Submitter: Mart Mannik | mannik@u.washington.edu
University of Washington
Published March 8, 2006
To the Editors:
In the December issue of the Journal of Clinical Investigation the article by Zhen et al (1) the authors suggest that the glomerular proteome assay promises to be a powerful analytical tool in the study of lupus renal disease. Several issues need to be considered prior to achieving this promise.
First, serums from patients with systemic lupus erythematosus (SLE), rheumatoid arthritis and other conditions are notorious for nonspecific binding to wells in enzyme-linked immunoassays and therefore for each serum a blank, consisting of the presence of the blocking agent and no antigen, should be included and the readout should be subtracted from the antigen coated and blocked well readout. The same appears to be true in the proteome array slides used by Zhen and colleagues. In Figure 5 several serums from SLE patients are shown in red, indicating high level of IgG binding, on spots with bovine serum albumin and on spots with ovalbumin, consistent with nonspecific binding.

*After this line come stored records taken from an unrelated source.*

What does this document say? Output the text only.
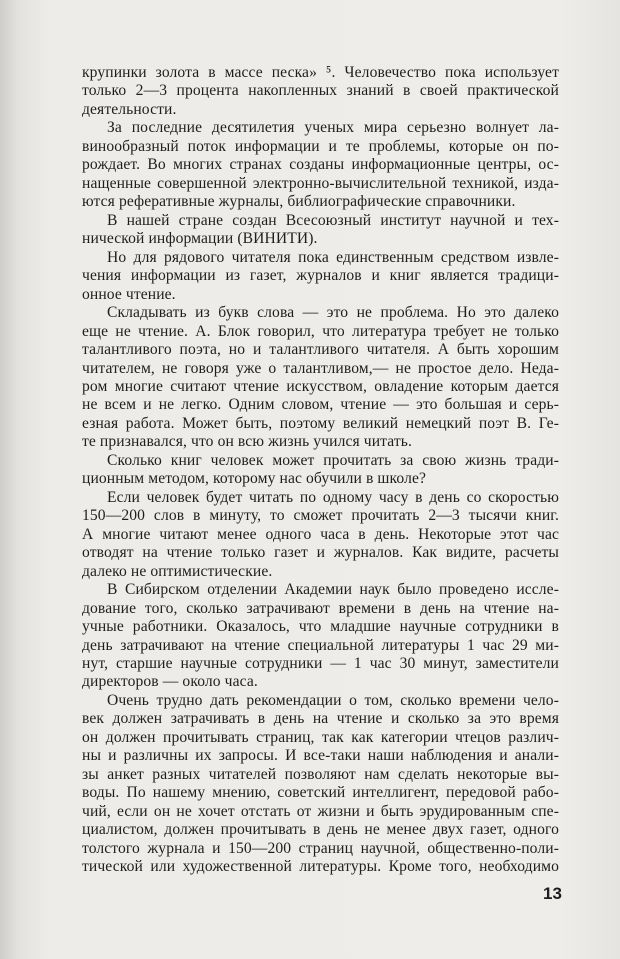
крупинки золота в массе песка» ⁵. Человечество пока использует
только 2—3 процента накопленных знаний в своей практической
деятельности.
За последние десятилетия ученых мира серьезно волнует ла-
винообразный поток информации и те проблемы, которые он по-
рождает. Во многих странах созданы информационные центры, ос-
нащенные совершенной электронно-вычислительной техникой, изда-
ются реферативные журналы, библиографические справочники.
В нашей стране создан Всесоюзный институт научной и тех-
нической информации (ВИНИТИ).
Но для рядового читателя пока единственным средством извле-
чения информации из газет, журналов и книг является традици-
онное чтение.
Складывать из букв слова — это не проблема. Но это далеко
еще не чтение. А. Блок говорил, что литература требует не только
талантливого поэта, но и талантливого читателя. А быть хорошим
читателем, не говоря уже о талантливом,— не простое дело. Неда-
ром многие считают чтение искусством, овладение которым дается
не всем и не легко. Одним словом, чтение — это большая и серь-
езная работа. Может быть, поэтому великий немецкий поэт В. Ге-
те признавался, что он всю жизнь учился читать.
Сколько книг человек может прочитать за свою жизнь тради-
ционным методом, которому нас обучили в школе?
Если человек будет читать по одному часу в день со скоростью
150—200 слов в минуту, то сможет прочитать 2—3 тысячи книг.
А многие читают менее одного часа в день. Некоторые этот час
отводят на чтение только газет и журналов. Как видите, расчеты
далеко не оптимистические.
В Сибирском отделении Академии наук было проведено иссле-
дование того, сколько затрачивают времени в день на чтение на-
учные работники. Оказалось, что младшие научные сотрудники в
день затрачивают на чтение специальной литературы 1 час 29 ми-
нут, старшие научные сотрудники — 1 час 30 минут, заместители
директоров — около часа.
Очень трудно дать рекомендации о том, сколько времени чело-
век должен затрачивать в день на чтение и сколько за это время
он должен прочитывать страниц, так как категории чтецов различ-
ны и различны их запросы. И все-таки наши наблюдения и анали-
зы анкет разных читателей позволяют нам сделать некоторые вы-
воды. По нашему мнению, советский интеллигент, передовой рабо-
чий, если он не хочет отстать от жизни и быть эрудированным спе-
циалистом, должен прочитывать в день не менее двух газет, одного
толстого журнала и 150—200 страниц научной, общественно-поли-
тической или художественной литературы. Кроме того, необходимо
13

Bovine serum albumin was used as a blocking agent on all slides. The normalized fluorescence intensity for bovine serum albumin for each serum should have been subtracted from the readout for each antigen for each serum prior to further analysis of the data.
Second, the use of heat map diagrams for the analysis of antibody normalized fluorescence units is of questionable value. I:n the heat map analysis each row in the assay , including serums from controls, patients with SLE, and patients with rheumatoid arthritis, the mean for normalized fluorescence intensity units is calculated. Fluorescence intensities that were higher than the mean, were colored red, those below the mean were colored green, and values close to the mean were black. The mean of the fluorescence intensities is influenced by the number of normal controls as well as the number of very high levels of antibodies, thus not indicating positive and negative tests for the presence of antibodies. For clinicians the useful information is the finding that antibodies to an antigen are absent or present and the degree of positivity. It would be better to determine the fluorescence intensity for an adequate number of normal serums and then color code the test serums that are positive, e. g. two standard deviations above the mean for the control serums.

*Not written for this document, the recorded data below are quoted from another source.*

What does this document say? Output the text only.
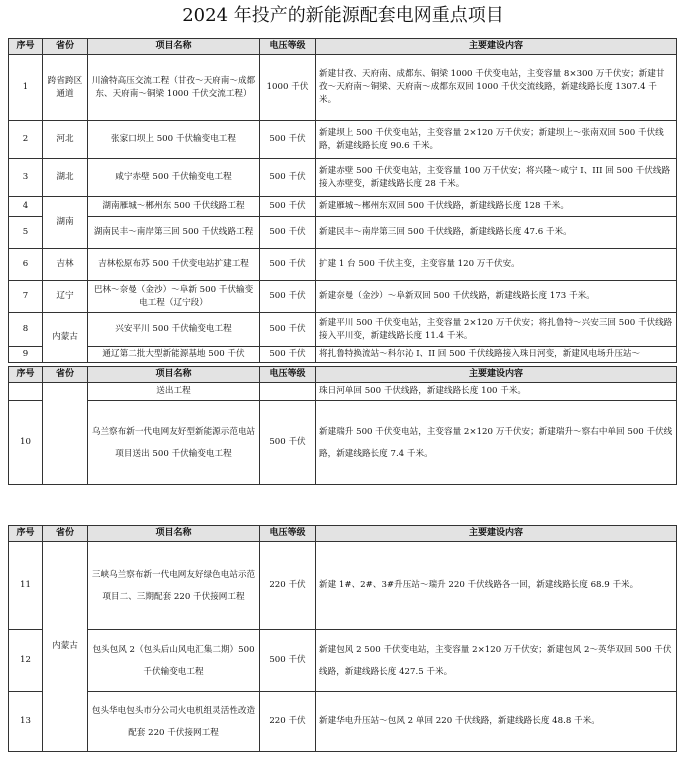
2024 年投产的新能源配套电网重点项目
序号	省份	项目名称	电压等级	主要建设内容
1	跨省跨区通道	川渝特高压交流工程（甘孜～天府南～成都东、天府南～铜梁 1000 千伏交流工程）	1000 千伏	新建甘孜、天府南、成都东、铜梁 1000 千伏变电站，主变容量 8×300 万千伏安；新建甘孜～天府南～铜梁、天府南～成都东双回 1000 千伏交流线路，新建线路长度 1307.4 千米。
2	河北	张家口坝上 500 千伏输变电工程	500 千伏	新建坝上 500 千伏变电站，主变容量 2×120 万千伏安；新建坝上～张南双回 500 千伏线路，新建线路长度 90.6 千米。
3	湖北	咸宁赤壁 500 千伏输变电工程	500 千伏	新建赤壁 500 千伏变电站，主变容量 100 万千伏安；将兴隆～咸宁 I、III 回 500 千伏线路接入赤壁变，新建线路长度 28 千米。
4	湖南	湖南雁城～郴州东 500 千伏线路工程	500 千伏	新建雁城～郴州东双回 500 千伏线路，新建线路长度 128 千米。
5		湖南民丰～南岸第三回 500 千伏线路工程	500 千伏	新建民丰～南岸第三回 500 千伏线路，新建线路长度 47.6 千米。
6	吉林	吉林松原布苏 500 千伏变电站扩建工程	500 千伏	扩建 1 台 500 千伏主变，主变容量 120 万千伏安。
7	辽宁	巴林～奈曼（金沙）～阜新 500 千伏输变电工程（辽宁段）	500 千伏	新建奈曼（金沙）～阜新双回 500 千伏线路，新建线路长度 173 千米。
8	内蒙古	兴安平川 500 千伏输变电工程	500 千伏	新建平川 500 千伏变电站，主变容量 2×120 万千伏安；将扎鲁特～兴安三回 500 千伏线路接入平川变，新建线路长度 11.4 千米。
9		通辽第二批大型新能源基地 500 千伏	500 千伏	将扎鲁特换流站～科尔沁 I、II 回 500 千伏线路接入珠日河变，新建风电场升压站～
序号	省份	项目名称	电压等级	主要建设内容
		送出工程		珠日河单回 500 千伏线路，新建线路长度 100 千米。
10		乌兰察布新一代电网友好型新能源示范电站项目送出 500 千伏输变电工程	500 千伏	新建瑞升 500 千伏变电站，主变容量 2×120 万千伏安；新建瑞升～察右中单回 500 千伏线路，新建线路长度 7.4 千米。
序号	省份	项目名称	电压等级	主要建设内容
11	内蒙古	三峡乌兰察布新一代电网友好绿色电站示范项目二、三期配套 220 千伏接网工程	220 千伏	新建 1#、2#、3#升压站～瑞升 220 千伏线路各一回，新建线路长度 68.9 千米。
12		包头包风 2（包头后山风电汇集二期）500 千伏输变电工程	500 千伏	新建包风 2 500 千伏变电站，主变容量 2×120 万千伏安；新建包风 2～英华双回 500 千伏线路，新建线路长度 427.5 千米。
13		包头华电包头市分公司火电机组灵活性改造配套 220 千伏接网工程	220 千伏	新建华电升压站～包风 2 单回 220 千伏线路，新建线路长度 48.8 千米。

Third, it is useful to recall that all protein-protein interactions are not antigen-antibody interactions. Charge-charge interactions are important in binding of cationic proteins to the negatively charged glomerular basement membrane in vivo and in vitro. Aggregated IgG and immune complexes bind readily to histones and therefore some of the binding of IgG in SLE serums results from the presence of immune complexes and not from antibodies to histones (2, 3, 4). Furthermore, IgG may bind to vimentin via the Fc fragment of IgG (5). These are examples of some molecular interactions that can not be construed as antigen-antibody interactions,
Thus, modifications of the proteome arrays and the analysis of the readouts are needed before clinically useful data are obtained.
References
1. Zhen Q. L., Xie C., Wu T., Mackay M. et al. 2005. Identification of autoantibody clusters that best predict lupus disease activity using glomerular proteome arrays. J. Clin. Invvest. 115:3428- 3439.

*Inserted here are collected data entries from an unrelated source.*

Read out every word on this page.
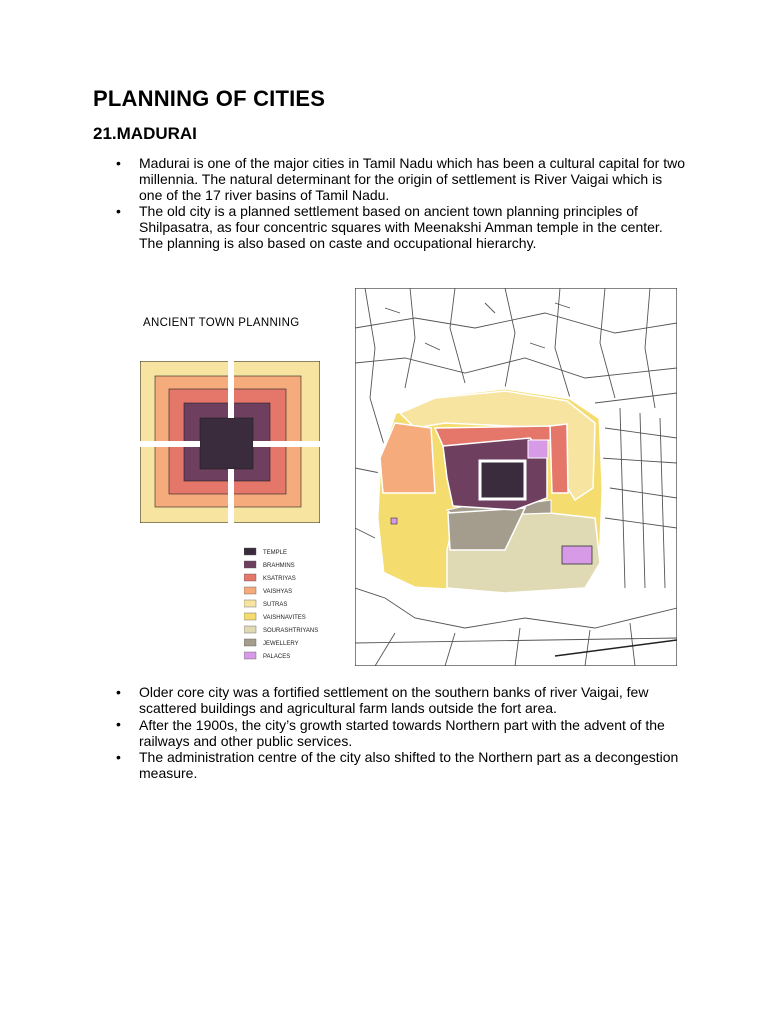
PLANNING OF CITIES
21.MADURAI
• Madurai is one of the major cities in Tamil Nadu which has been a cultural capital for two millennia. The natural determinant for the origin of settlement is River Vaigai which is one of the 17 river basins of Tamil Nadu.
• The old city is a planned settlement based on ancient town planning principles of Shilpasatra, as four concentric squares with Meenakshi Amman temple in the center. The planning is also based on caste and occupational hierarchy.
ANCIENT TOWN PLANNING
TEMPLE
BRAHMINS
KSATRIYAS
VAISHYAS
SUTRAS
VAISHNAVITES
SOURASHTRIYANS
JEWELLERY
PALACES
• Older core city was a fortified settlement on the southern banks of river Vaigai, few scattered buildings and agricultural farm lands outside the fort area.
• After the 1900s, the city’s growth started towards Northern part with the advent of the railways and other public services.
• The administration centre of the city also shifted to the Northern part as a decongestion measure.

2. Costa O., Marion C., Monier J. C. Roux B. 1984. Non-specific binding of heat-aggregated IgG to histone detected by ELISA. J. Immunol. Methods. 74:283-291.
3. Gussin H. A. E., Tselentis H. N., Teodorescu M. 2000. Noncognate binding to histone of IgG from patients with idiopathic systemic lupus erythematosus. Clin. Immunol. 96:150-161. 4. Mannik M.,Merrill C. E., Stamps L. D., Wener M. H. 2003. Multiple autoantibodies form the glomerular immune deposits in patients with systemic lupus erythematosus. J. Rheumatol. 30:1495-1504.
5. Hansson G. K., Starkebaum G.A., Benditt E. P., Schwartz S.M. 1984. Fc-mediated binding of IgG to vimentin-type intermediate filaments in vascular endothelial cells. Proc. Natl. Acad. Sci. USA. 81:3103-3107.